Labour movement news

Submitted by AWL on 21 February, 2003 - 10:26

Journalists strike at greedy Gannett

In brief

  • Peugeot Coventry strike
  • Train guards’ safety ballot likely

Journalists strike at greedy Gannett

National Union of Journalists members at Newsquest Bradford, a division of the giant US media firm Gannett, are striking over pay. The journalists walked out on 30 and 31 January, and began a week’s strike on Monday 17 February. Picket lines have been set up outside the company’s offices in Bradford, Shipley, Otley, Keighley, Skipton and Ilkley. The chapel is asking for a pay rise of £1,500 each per year, which would still leave most of the journalists below the average wage of £24,000. The company has offered 2%.

During negotiations Newsquest Bradford told the NUJ that their draft accounts for 2002 showed profits down year on year by 3%. That still leaves profits of £8.4 million. The journalists decided on further action as the parent Gannett Corporation announced record profits of more than $1 billion.

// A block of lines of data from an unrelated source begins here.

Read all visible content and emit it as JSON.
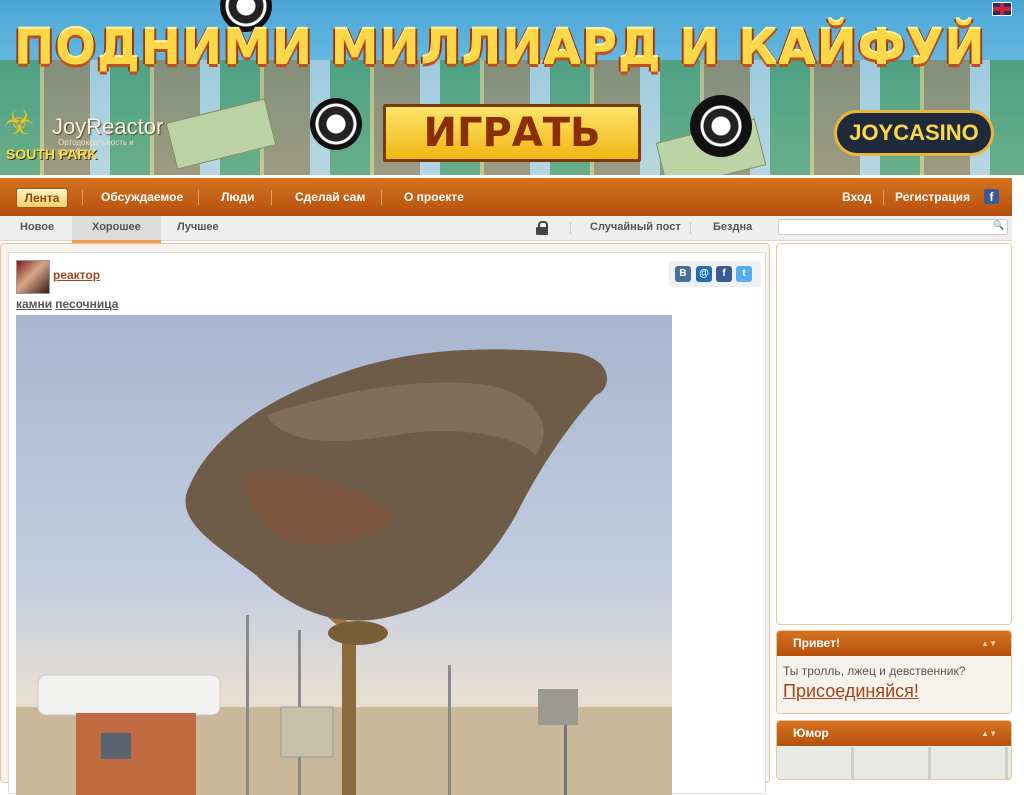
{
  "banner": {
    "headline": "ПОДНИМИ МИЛЛИАРД И КАЙФУЙ",
    "play_button": "ИГРАТЬ",
    "brand": "JOYCASINO"
  },
  "logo": {
    "name": "JoyReactor",
    "tagline": "Ортодоксальность и целибат",
    "overlay": "SOUTH PARK"
  },
  "main_nav": {
    "items": [
      "Лента",
      "Обсуждаемое",
      "Люди",
      "Сделай сам",
      "О проекте"
    ],
    "login": "Вход",
    "register": "Регистрация",
    "facebook": "f"
  },
  "sub_nav": {
    "items": [
      "Новое",
      "Хорошее",
      "Лучшее"
    ],
    "selected": "Хорошее",
    "random": "Случайный пост",
    "abyss": "Бездна",
    "search_placeholder": ""
  },
  "post": {
    "author": "реактор",
    "tags": [
      "камни",
      "песочница"
    ],
    "share": [
      {
        "label": "B",
        "color": "#4a6e9c"
      },
      {
        "label": "@",
        "color": "#1f6fb6"
      },
      {
        "label": "f",
        "color": "#3b5998"
      },
      {
        "label": "t",
        "color": "#55acee"
      }
    ],
    "image": "rock-hanging-on-rope-photo"
  },
  "sidebar": {
    "hello": {
      "title": "Привет!",
      "message": "Ты тролль, лжец и девственник?",
      "join": "Присоединяйся!"
    },
    "humor": {
      "title": "Юмор"
    },
    "toggle_glyph": "▲▼"
  },
  "colors": {
    "nav_orange": "#c9631a",
    "accent_link": "#a6421c",
    "panel_border": "#e7c79e"
  }
}
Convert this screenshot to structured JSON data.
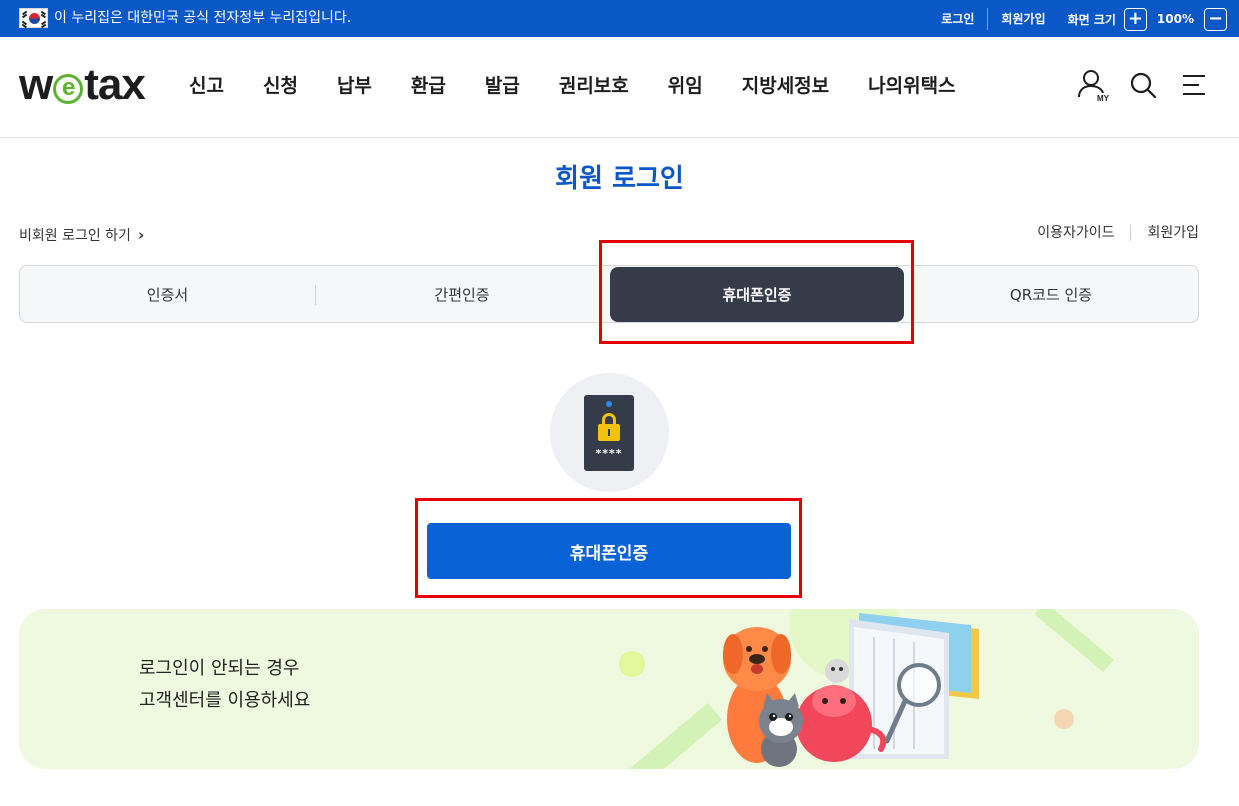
{
  "gov_banner": {
    "text": "이 누리집은 대한민국 공식 전자정부 누리집입니다.",
    "login": "로그인",
    "signup": "회원가입",
    "zoom_label": "화면 크기",
    "zoom_in": "+",
    "zoom_value": "100%",
    "zoom_out": "−"
  },
  "header": {
    "logo_w": "w",
    "logo_e": "e",
    "logo_tax": "tax",
    "nav": [
      "신고",
      "신청",
      "납부",
      "환급",
      "발급",
      "권리보호",
      "위임",
      "지방세정보",
      "나의위택스"
    ],
    "icons": [
      "my-page-icon",
      "search-icon",
      "menu-icon"
    ]
  },
  "page": {
    "title": "회원 로그인",
    "nonmember_login": "비회원 로그인 하기",
    "user_guide": "이용자가이드",
    "signup": "회원가입"
  },
  "tabs": [
    {
      "label": "인증서",
      "active": false
    },
    {
      "label": "간편인증",
      "active": false
    },
    {
      "label": "휴대폰인증",
      "active": true
    },
    {
      "label": "QR코드 인증",
      "active": false
    }
  ],
  "phone_illustration": {
    "icon": "phone-lock-icon",
    "masked_code": "****"
  },
  "auth_button": {
    "label": "휴대폰인증"
  },
  "help_banner": {
    "line1": "로그인이 안되는 경우",
    "line2": "고객센터를 이용하세요"
  },
  "colors": {
    "brand_blue": "#0a58c8",
    "button_blue": "#0a63d6",
    "active_tab": "#363b4a",
    "logo_green": "#5cb332",
    "highlight_red": "#e50000",
    "banner_bg": "#eff9df"
  }
}
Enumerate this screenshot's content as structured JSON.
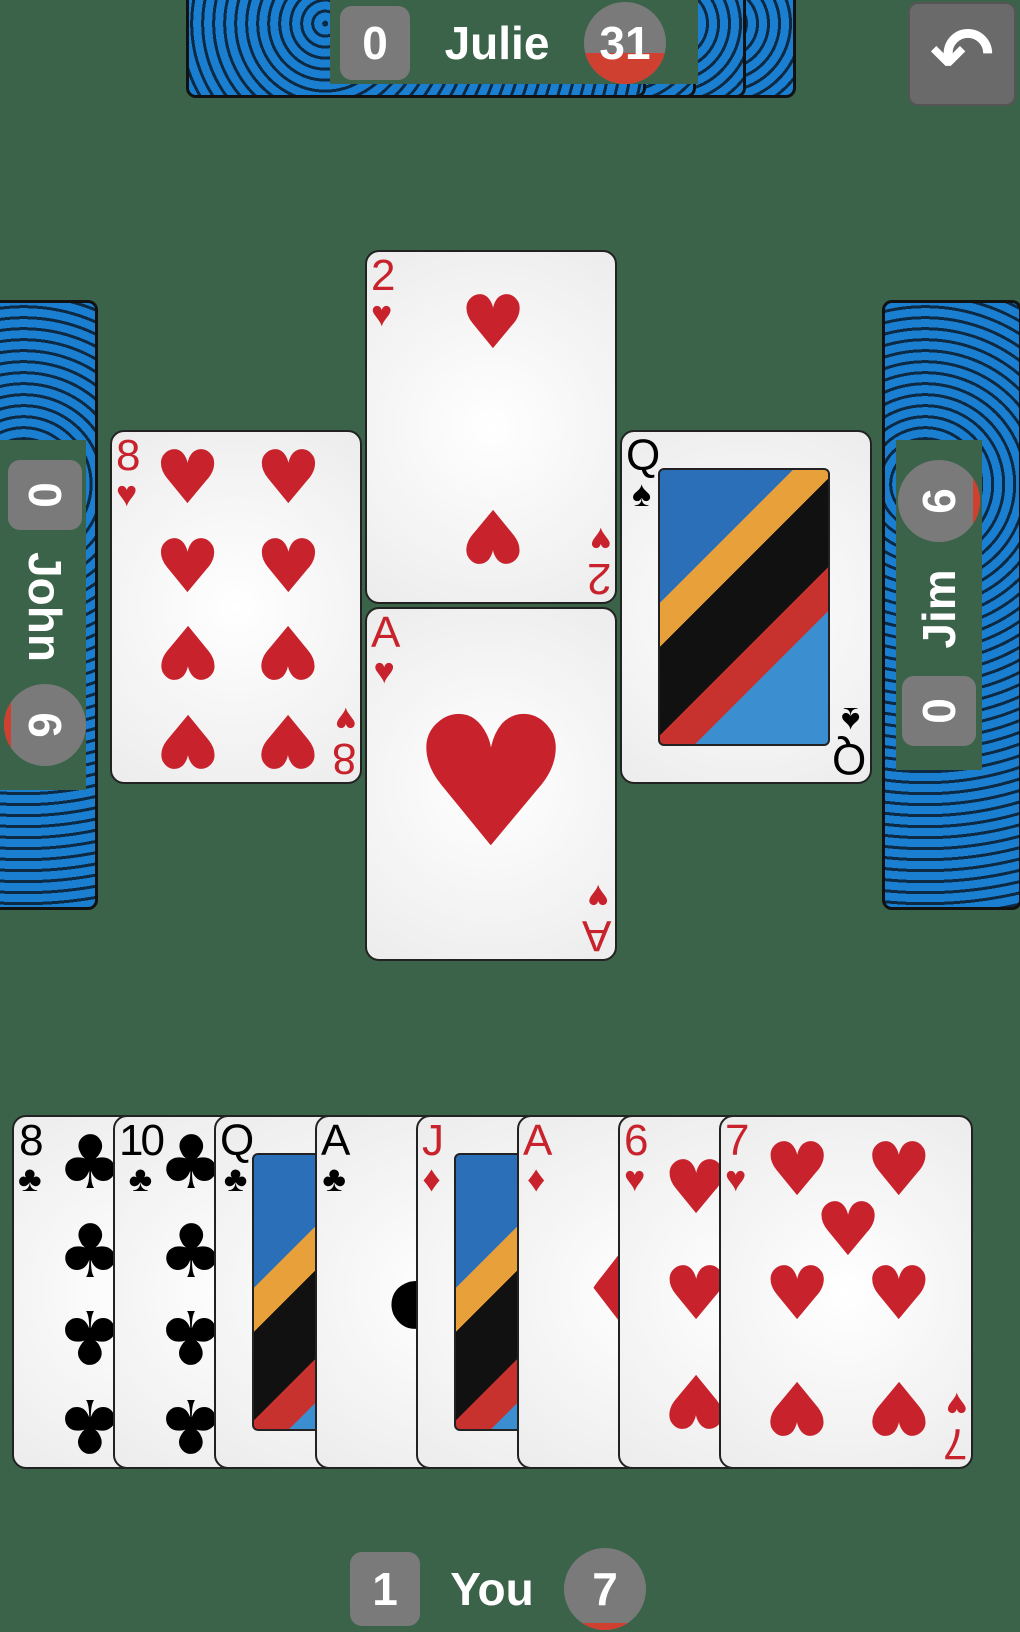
{
  "players": {
    "top": {
      "name": "Julie",
      "tricks": "0",
      "score": "31",
      "score_fill_pct": 38
    },
    "left": {
      "name": "John",
      "tricks": "0",
      "score": "6",
      "score_fill_pct": 8
    },
    "right": {
      "name": "Jim",
      "tricks": "0",
      "score": "6",
      "score_fill_pct": 8
    },
    "bottom": {
      "name": "You",
      "tricks": "1",
      "score": "7",
      "score_fill_pct": 8
    }
  },
  "undo": {
    "icon": "undo-icon",
    "glyph": "↶"
  },
  "trick": [
    {
      "rank": "8",
      "suit": "hearts",
      "player": "left"
    },
    {
      "rank": "2",
      "suit": "hearts",
      "player": "top"
    },
    {
      "rank": "Q",
      "suit": "spades",
      "player": "right"
    },
    {
      "rank": "A",
      "suit": "hearts",
      "player": "bottom"
    }
  ],
  "hand": [
    {
      "rank": "8",
      "suit": "clubs"
    },
    {
      "rank": "10",
      "suit": "clubs"
    },
    {
      "rank": "Q",
      "suit": "clubs"
    },
    {
      "rank": "A",
      "suit": "clubs"
    },
    {
      "rank": "J",
      "suit": "diamonds"
    },
    {
      "rank": "A",
      "suit": "diamonds"
    },
    {
      "rank": "6",
      "suit": "hearts"
    },
    {
      "rank": "7",
      "suit": "hearts"
    }
  ],
  "colors": {
    "table": "#3a6349",
    "card_back": "#1a7fd0",
    "red_suit": "#c8232c",
    "badge": "#7a7a7a",
    "score_fill": "#d04030"
  }
}
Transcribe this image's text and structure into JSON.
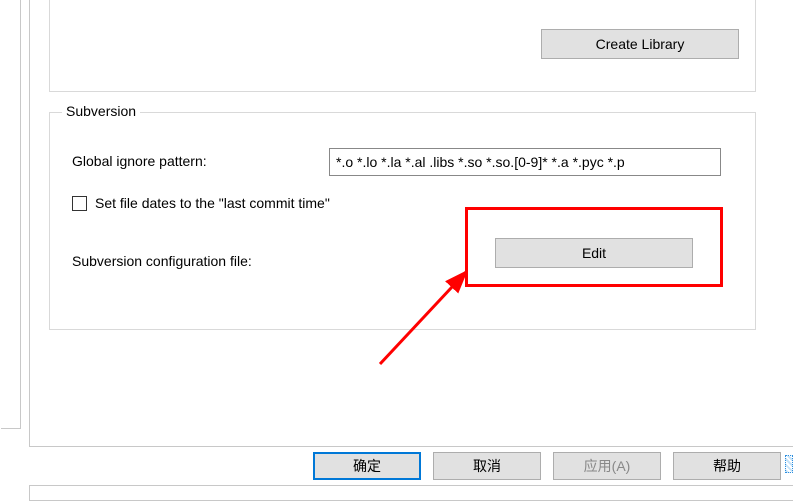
{
  "library": {
    "create_button": "Create Library"
  },
  "subversion": {
    "legend": "Subversion",
    "ignore_label": "Global ignore pattern:",
    "ignore_value": "*.o *.lo *.la *.al .libs *.so *.so.[0-9]* *.a *.pyc *.p",
    "last_commit_checkbox_label": "Set file dates to the \"last commit time\"",
    "last_commit_checked": false,
    "config_label": "Subversion configuration file:",
    "edit_button": "Edit"
  },
  "footer": {
    "ok": "确定",
    "cancel": "取消",
    "apply": "应用(A)",
    "help": "帮助"
  }
}
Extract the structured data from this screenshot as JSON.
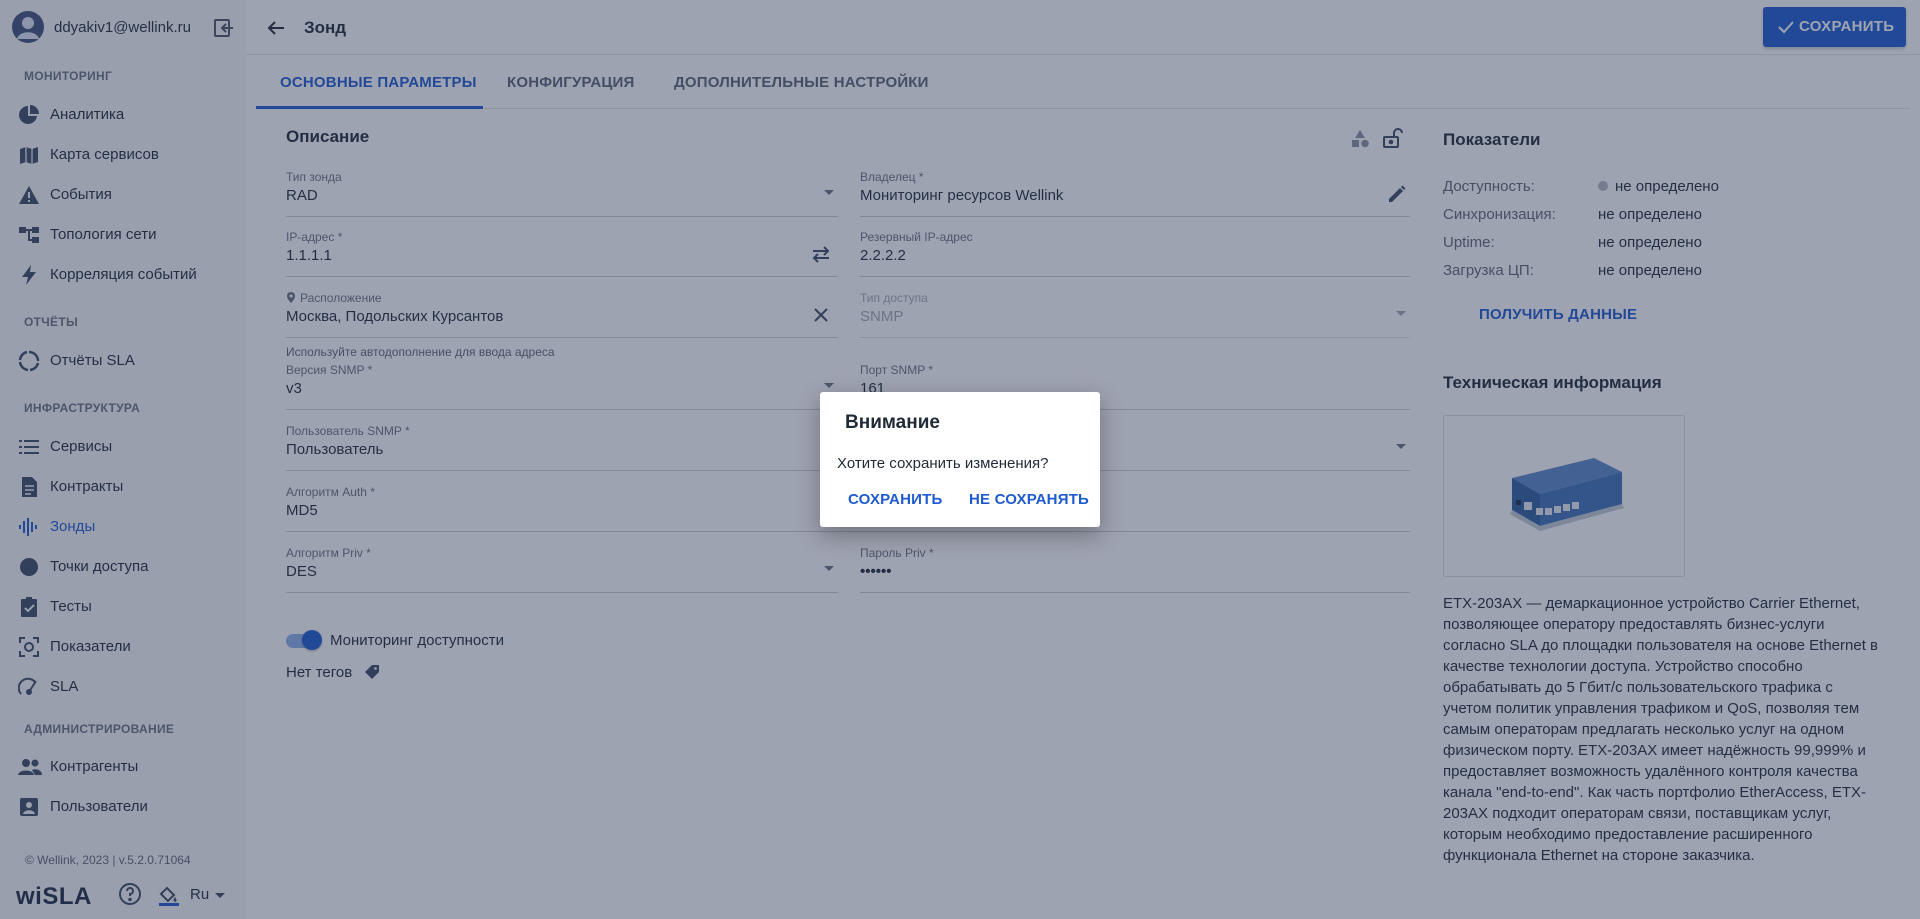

Meanwhile, Newsquest workers in Cumbria rejected an offer of 2.5% on 5 February. NUJ members at Newsquest Kendal, covering papers there and in Lancaster, also walked out from February 17 to 20.

Send a message of support to bradfordnuj@yahoo.co.uk.
The chapel needs money to sustain the dispute. Send cheques and postal orders to Newsquest Bradford NUJ chapel, NUJ, 22, Swan Street, Manchester, M4 5JQ.

Peugeot Coventry strike

Around 3,500 car workers at the Peugeot factory in Coventry and two plants nearby are due to strike on Thursday 20 February. The action is in support of their pay claim for better than the company's offer of 7.3% over two years. Members of the TGWU voted 54% in favour of strike action after earlier rejecting the pay offer.

Train guards' safety ballot likely

The Rail, Maritime and Transport union is set to ballot 5,000 train guards, in a dispute over safety. The union claims that the role of guards has been downgraded from guardians of safety on trains to "KitKat sellers";, as Train Operating Companies cut costs.

RMT General Secretary Bob Crow says: "Under Railway Safety Limited, it seems that railway safety has become very limited indeed. For most operators, safety has come a poor second to profit."